Like all good natural produce, fish tastes best when it’s fresh.

If left lying on a supermarket refrigerator shelf too long, it can start to deteriorate leaving you with an inferior product to take home.

And though filleted raw fish is not likely to be harmful when it is past its sell-by date, both the taste and texture can be adversely affected.

Prime Seafoods products are delivered direct from the port to your door, ensuring you get a top-quality product.

But if you’re out shopping in the supermarket or at the fishmonger’s, it’s helpful to know just what to look for to check that what you buy is at its freshest best.

Here, we show you how.


Seeing is believing

Just like our own skin looks radiant when we are in good health, the skin of a fish is also a good indicator of what kind of condition it is in. Fresh fish has a very shiny, metallic skin that looks like it’s just been pulled out of the water.

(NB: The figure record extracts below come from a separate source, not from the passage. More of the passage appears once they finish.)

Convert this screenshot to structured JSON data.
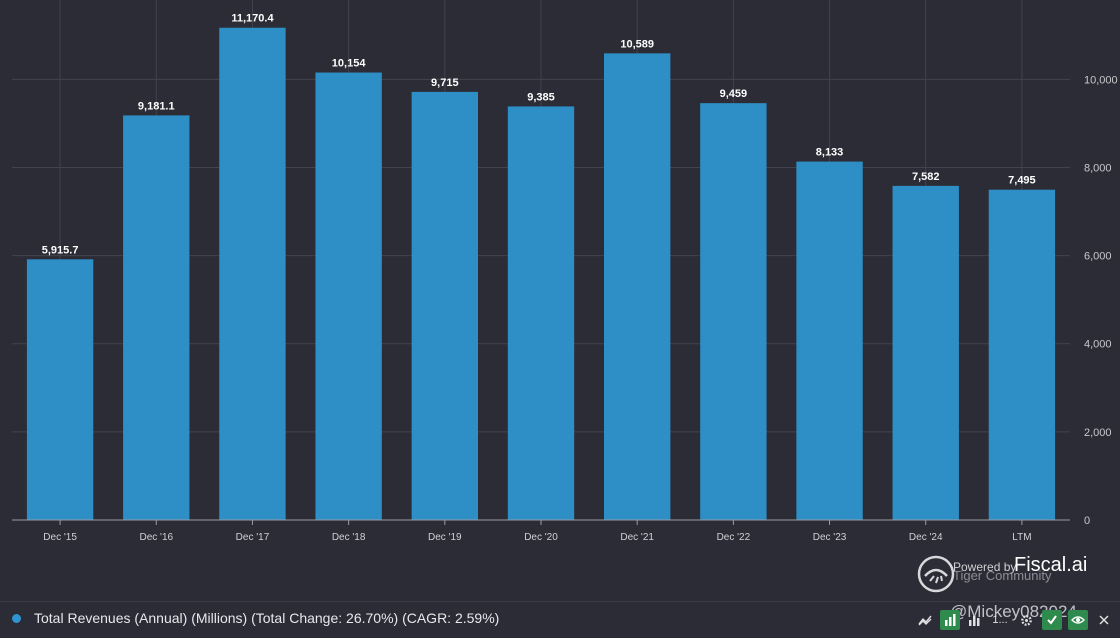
{
  "chart_data": {
    "type": "bar",
    "title": "Total Revenues (Annual) (Millions)",
    "categories": [
      "Dec '15",
      "Dec '16",
      "Dec '17",
      "Dec '18",
      "Dec '19",
      "Dec '20",
      "Dec '21",
      "Dec '22",
      "Dec '23",
      "Dec '24",
      "LTM"
    ],
    "values": [
      5915.7,
      9181.1,
      11170.4,
      10154,
      9715,
      9385,
      10589,
      9459,
      8133,
      7582,
      7495
    ],
    "labels": [
      "5,915.7",
      "9,181.1",
      "11,170.4",
      "10,154",
      "9,715",
      "9,385",
      "10,589",
      "9,459",
      "8,133",
      "7,582",
      "7,495"
    ],
    "yticks": [
      0,
      2000,
      4000,
      6000,
      8000,
      10000
    ],
    "ytick_labels": [
      "0",
      "2,000",
      "4,000",
      "6,000",
      "8,000",
      "10,000"
    ],
    "ylim": [
      0,
      11800
    ],
    "y_axis_side": "right",
    "grid": true,
    "colors": {
      "bar": "#2e8fc7",
      "background": "#2b2c35",
      "grid": "#42434d"
    }
  },
  "branding": {
    "powered_by": "Powered by",
    "name": "Fiscal.ai",
    "watermark": "Tiger Community"
  },
  "legend": {
    "text": "Total Revenues (Annual) (Millions) (Total Change: 26.70%) (CAGR: 2.59%)",
    "color": "#2e95d3"
  },
  "footer": {
    "user_handle": "@Mickey082024",
    "toolbar_count": "1..."
  }
}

If you’re buying a scaly fish such as salmon or sardines, then the scales should be perfectly intact and not rubbed away in places.

The flesh of the fish should look firm and not flaking apart, and if you’re buying it whole, then the eyes are a good place to start. They should be bright and clear, not cloudy or glazed.

Fish with dulled skin or discoloured patches is also not in the best condition.

If there is liquid on the flesh then it should be clear. A milky liquid around the fish is a sign it is deteriorating and starting to rot.


Sniff it out

Fresh-caught fish will have a lovely delicate flavour and smell, like clean water or brine.

No amount of cooking will improve the taste of a fish that has an unpleasant smell.

If you’re in a fishmonger’s then a strong smell of fish can be a bad sign. Fresh fish should smell of the sea – and that’s the overall scent that should be reaching your nostrils. So, trust your nose. If it tells you something is off, then don’t buy it.


The touch test

While it may not be possible to reach out and handle fish in a supermarket, if you’re inspecting the fish at home there are a few ways to tell how fresh it is.

Firstly, the flesh of the fish should feel moist but not squidgy and water-logged. If you press it lightly, it should also feel firm and a little bit rubbery to the touch and there should be no major gaping.


Keeping it in tip-top condition

Fresh fish should be refrigerated as soon as possible with a storage temperature between 0c and 5c. It should be used within a day or two of purchase. If you’re freezing white fish, it should keep well for up to three months, while oily fish is best eaten within two months of freezing and shellfish within one month.